Contagem regressiva
Joca Junqueira
Não quero morrer, mas quando se chega aos sessenta com uma vida plena, a morte passa a ser uma realidade bem palpável. De que forma? Quando? Onde? Não sei. Não sei responder a estas questões, mas tenho a curiosidade, ao menos, de tentar imaginar as respostas.
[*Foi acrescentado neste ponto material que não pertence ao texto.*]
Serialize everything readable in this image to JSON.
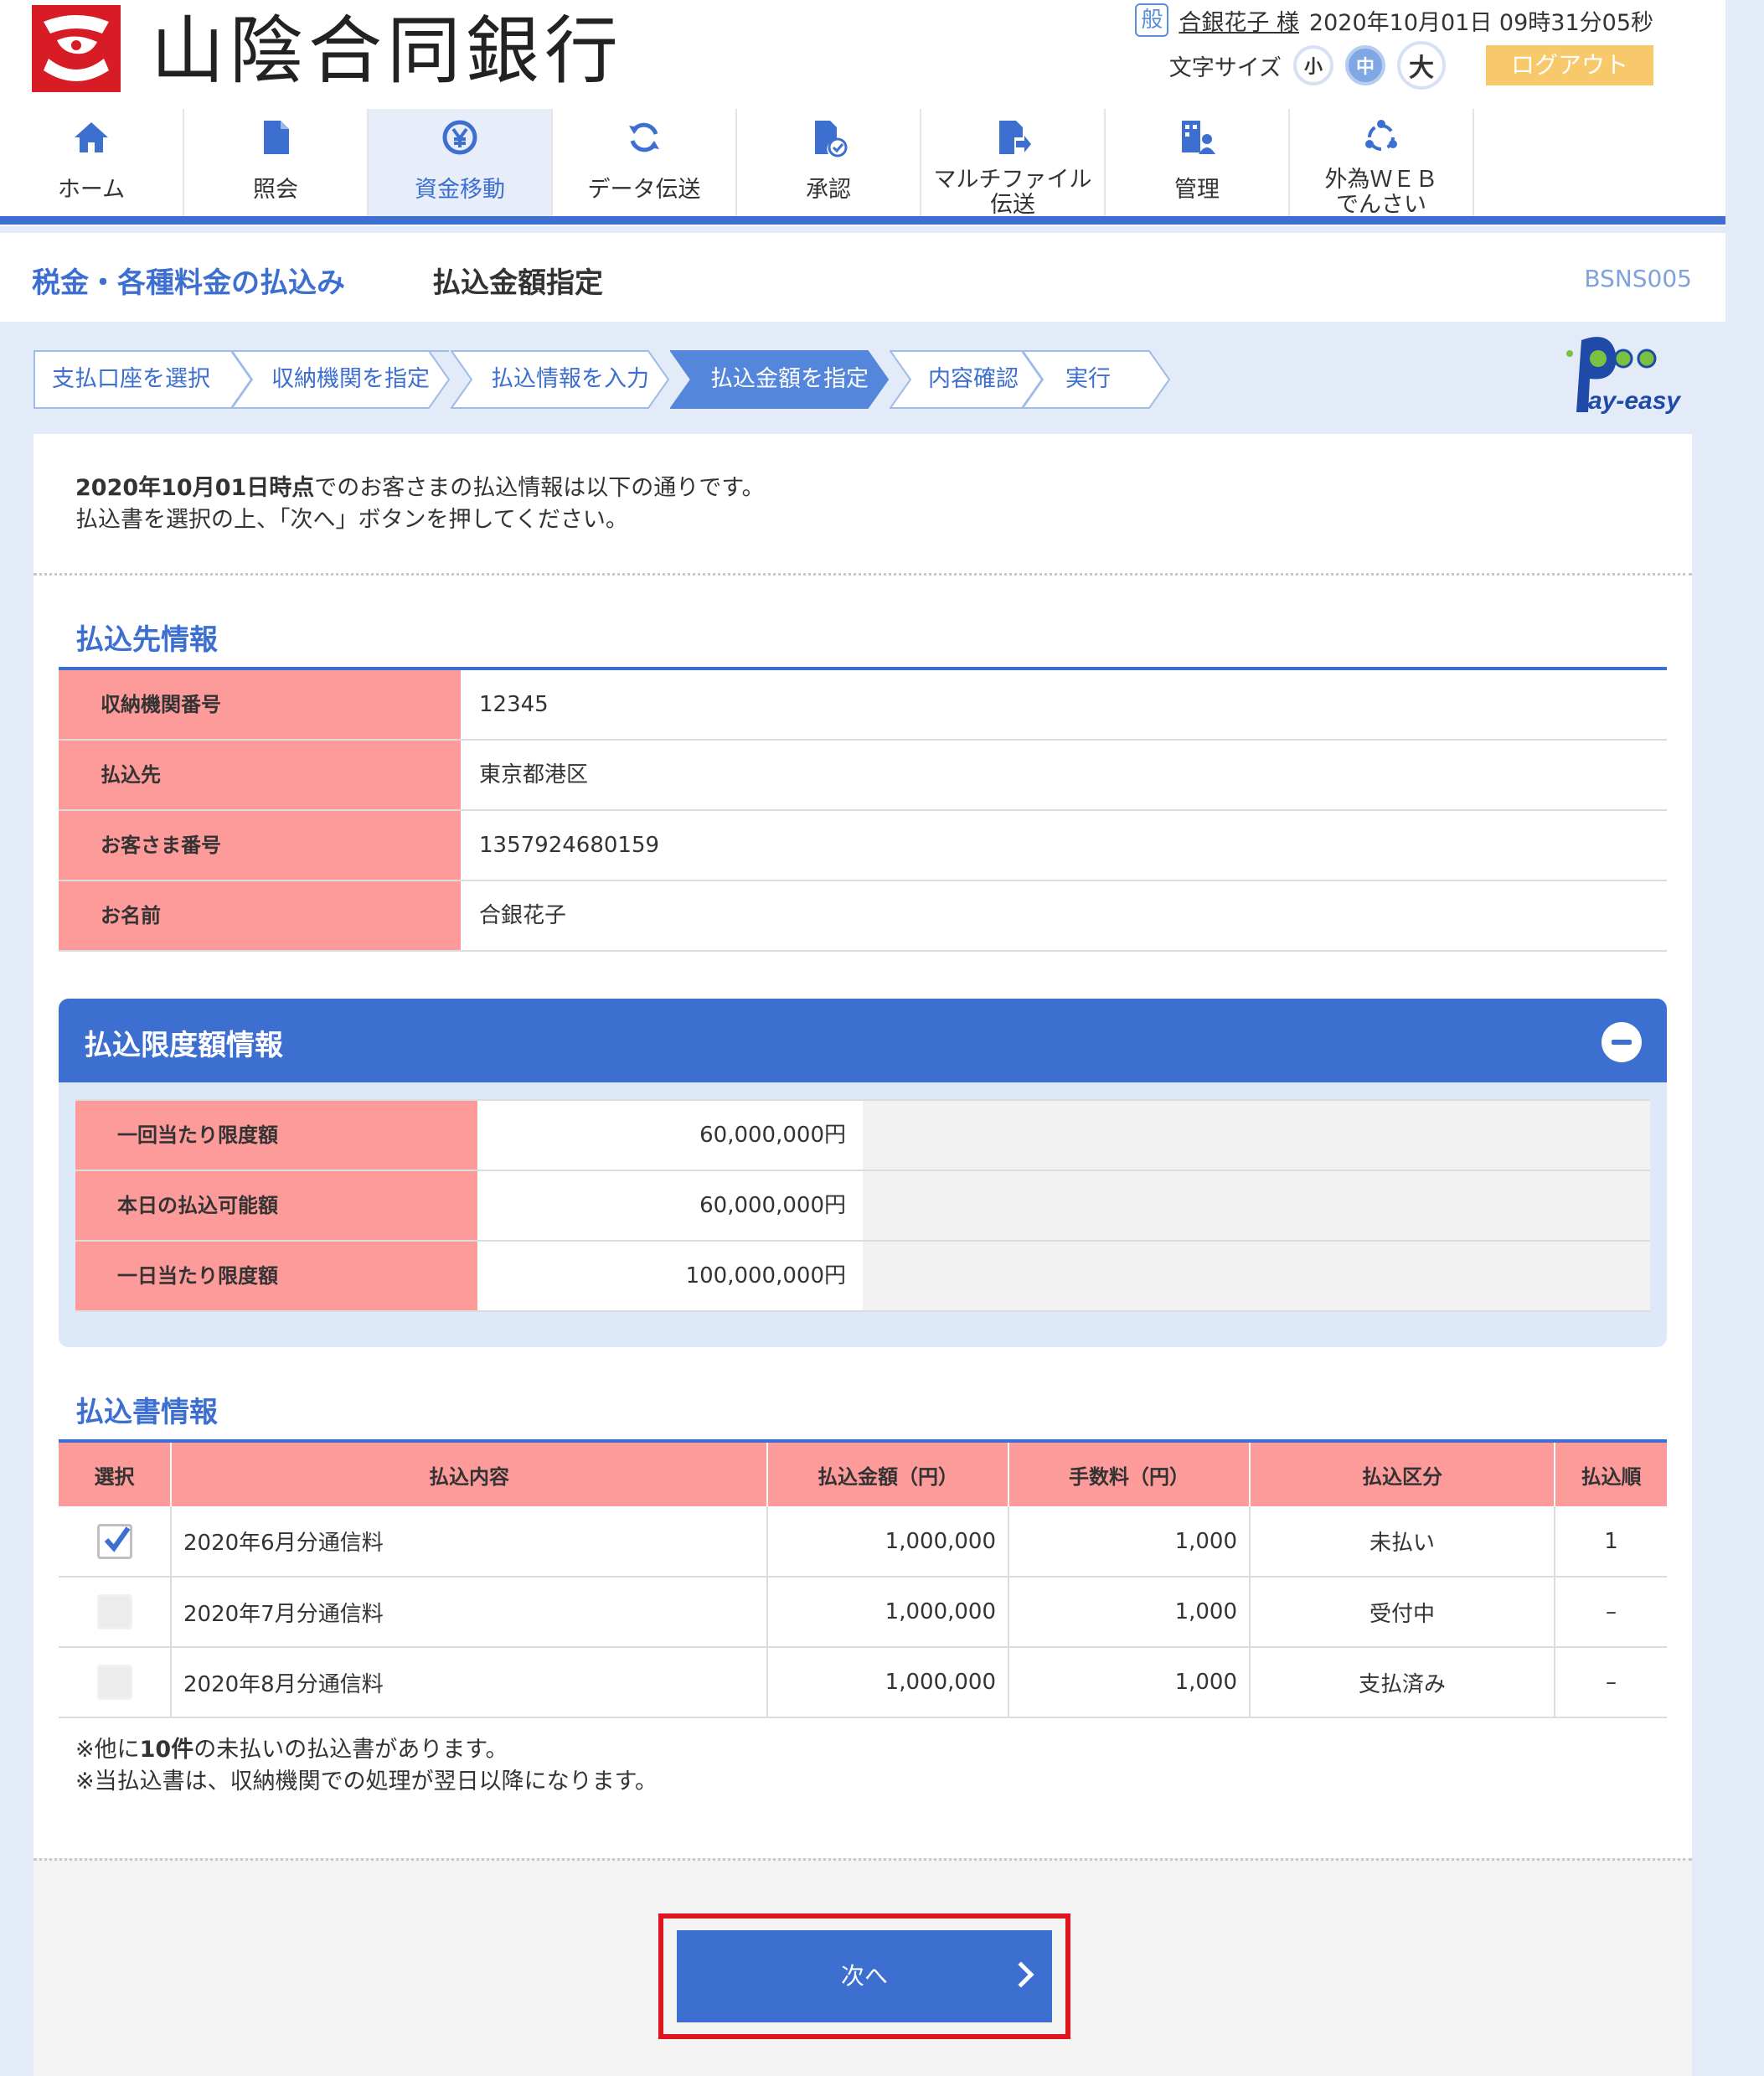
{
  "header": {
    "bank_name": "山陰合同銀行",
    "user_badge": "般",
    "user_name": "合銀花子 様",
    "datetime": "2020年10月01日 09時31分05秒",
    "font_size_label": "文字サイズ",
    "font_sizes": [
      "小",
      "中",
      "大"
    ],
    "logout": "ログアウト"
  },
  "nav": [
    {
      "label": "ホーム",
      "icon": "home-icon"
    },
    {
      "label": "照会",
      "icon": "document-icon"
    },
    {
      "label": "資金移動",
      "icon": "yen-transfer-icon"
    },
    {
      "label": "データ伝送",
      "icon": "sync-icon"
    },
    {
      "label": "承認",
      "icon": "approve-document-icon"
    },
    {
      "label": "マルチファイル伝送",
      "label_line1": "マルチファイル",
      "label_line2": "伝送",
      "icon": "file-send-icon"
    },
    {
      "label": "管理",
      "icon": "manage-user-icon"
    },
    {
      "label": "外為ＷＥＢでんさい",
      "label_line1": "外為ＷＥＢ",
      "label_line2": "でんさい",
      "icon": "network-icon"
    }
  ],
  "title": {
    "main": "税金・各種料金の払込み",
    "sub": "払込金額指定",
    "screen_id": "BSNS005"
  },
  "steps": [
    "支払口座を選択",
    "収納機関を指定",
    "払込情報を入力",
    "払込金額を指定",
    "内容確認",
    "実行"
  ],
  "intro": {
    "date_bold": "2020年10月01日時点",
    "line1_rest": "でのお客さまの払込情報は以下の通りです。",
    "line2": "払込書を選択の上、「次へ」ボタンを押してください。"
  },
  "payee": {
    "title": "払込先情報",
    "rows": [
      {
        "label": "収納機関番号",
        "value": "12345"
      },
      {
        "label": "払込先",
        "value": "東京都港区"
      },
      {
        "label": "お客さま番号",
        "value": "1357924680159"
      },
      {
        "label": "お名前",
        "value": "合銀花子"
      }
    ]
  },
  "limits": {
    "title": "払込限度額情報",
    "rows": [
      {
        "label": "一回当たり限度額",
        "value": "60,000,000円"
      },
      {
        "label": "本日の払込可能額",
        "value": "60,000,000円"
      },
      {
        "label": "一日当たり限度額",
        "value": "100,000,000円"
      }
    ]
  },
  "bills": {
    "title": "払込書情報",
    "headers": [
      "選択",
      "払込内容",
      "払込金額（円）",
      "手数料（円）",
      "払込区分",
      "払込順"
    ],
    "rows": [
      {
        "checked": true,
        "content": "2020年6月分通信料",
        "amount": "1,000,000",
        "fee": "1,000",
        "status": "未払い",
        "order": "1"
      },
      {
        "checked": false,
        "content": "2020年7月分通信料",
        "amount": "1,000,000",
        "fee": "1,000",
        "status": "受付中",
        "order": "–"
      },
      {
        "checked": false,
        "content": "2020年8月分通信料",
        "amount": "1,000,000",
        "fee": "1,000",
        "status": "支払済み",
        "order": "–"
      }
    ]
  },
  "notes": {
    "line1_pre": "※他に",
    "line1_bold": "10件",
    "line1_post": "の未払いの払込書があります。",
    "line2": "※当払込書は、収納機関での処理が翌日以降になります。"
  },
  "next_button": "次へ",
  "colors": {
    "accent": "#3c6fd0",
    "label_bg": "#fd9a9a",
    "logout": "#f7c96a",
    "brand_red": "#d81c26",
    "highlight_frame": "#e0141e"
  }
}
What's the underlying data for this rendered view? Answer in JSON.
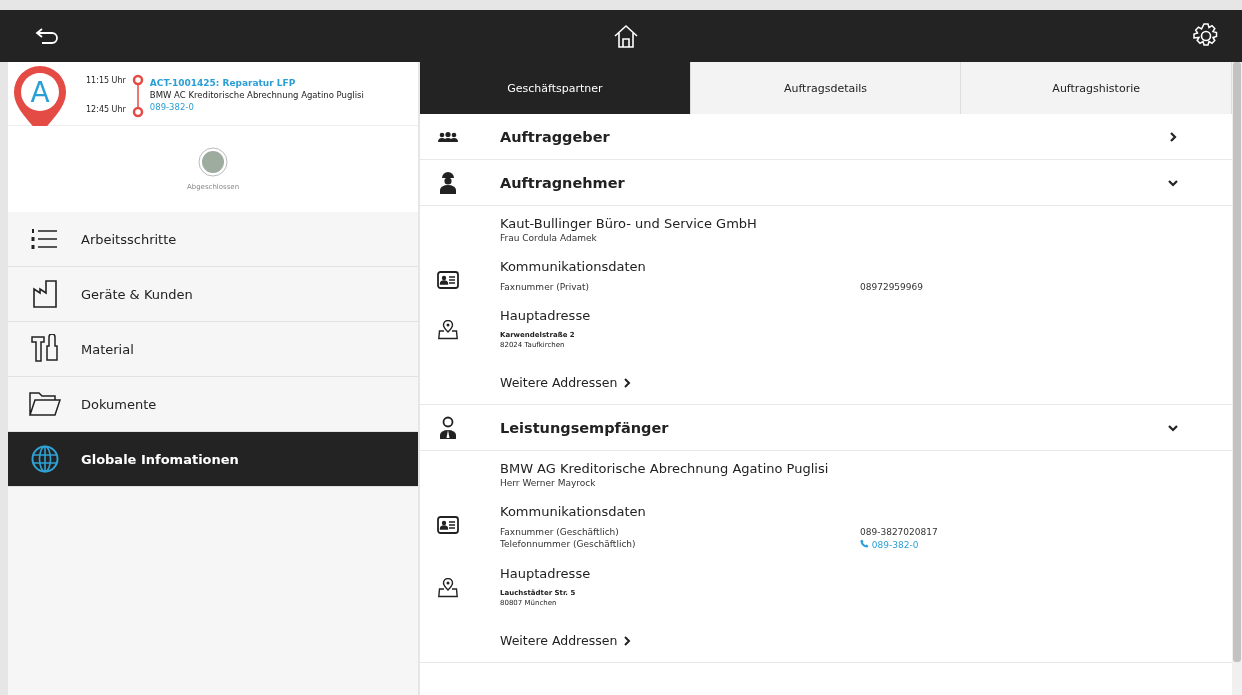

Ainda hoje, aos sessenta, tenho medo da morte. E agora com a pandemia pode ser o terror por ser perder em um leito de um hospital qualquer. Respeito o desconhecido, mas tenho receio. Como não quero o sofrimento, nem para mim nem para ninguém, alguns cenários tornam-se possíveis.
Podemos fantasiar, brincar com a certeza do fim da existência. Como se fosse possível escolher com ternura e lucidez a forma ideal da partida, talvez assim, como acontecem em alguns nascimentos.
E aí a gente tenta determinar o indeterminável e segue pensando, que se for para perder a consciência, melhor que seja algo rápido. Não quero perder minhas memórias e raciocínio e quero ser lembrado como alguém que passou bem por este momento. Consciência e independência física. Boas memórias dependem da não intensidade de maus momentos. Ah, como seria bom pré-determinar mesmo o óbvio. Fazer com que meus últimos momentos sejam conscientes e agradáveis, como apenas uma calma dissociação do corpo com a alma, em alguma atividade prazerosa.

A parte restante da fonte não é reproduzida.